7.2. Joint venture model
Gemeente en marktpartij(en) richten samen een rechtspersoon (grondexploitatiemaatschappij, afgekort GEM) op voor de realisatie van een project waarin voor gezamenlijke rekening en risico planontwikkeling en de grondexploitatie wordt gevoerd.
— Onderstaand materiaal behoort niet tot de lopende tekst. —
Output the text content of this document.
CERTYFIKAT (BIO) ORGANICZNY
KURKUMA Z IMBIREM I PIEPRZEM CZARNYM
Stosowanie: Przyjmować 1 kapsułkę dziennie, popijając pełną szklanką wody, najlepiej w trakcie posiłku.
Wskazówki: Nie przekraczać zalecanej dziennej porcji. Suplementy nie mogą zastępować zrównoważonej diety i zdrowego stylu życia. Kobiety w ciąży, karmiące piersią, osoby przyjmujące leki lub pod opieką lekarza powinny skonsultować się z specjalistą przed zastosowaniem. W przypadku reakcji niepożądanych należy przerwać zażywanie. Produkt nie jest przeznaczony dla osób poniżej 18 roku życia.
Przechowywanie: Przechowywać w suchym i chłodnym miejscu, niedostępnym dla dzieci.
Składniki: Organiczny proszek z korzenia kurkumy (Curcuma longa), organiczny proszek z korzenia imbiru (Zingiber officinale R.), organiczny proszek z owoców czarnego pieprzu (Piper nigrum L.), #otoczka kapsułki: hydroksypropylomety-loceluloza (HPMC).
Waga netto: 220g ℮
Vanzelfsprekend wordt ook de zeggenschap over de grondexploitatie gedeeld. In dit model zijn de sturingsmogelijkheden van de gemeente minder groot, vanwege de gedeelde zeggenschap binnen de GEM. Een joint venture kan verschillende juridische entiteiten hebben.
7.3. Bouwclaim model
Bij deze samenwerkingsvorm is de grond binnen een plangebied veelal geheel of gedeeltelijk in bezit van private partijen. De private partij verkoopt de betreffende gronden aan de gemeente die de grondexploitatie voert met de afspraak dat de gemeente zich verplicht bouwrijpe kavels terug te leveren, al dan niet gekoppeld aan een bouwplicht. Tussen de gemeente en de private partij(en) worden vooraf afspraken gemaakt over het aantal terug te leveren bouwkavels. De bouwkavels kunnen ook elders binnen de gemeente liggen. Nadat de gronden bouwrijp zijn gemaakt, worden bouwrijpe kavels tegen een vooraf afgesproken prijs teruggeleverd aan de private partij(en).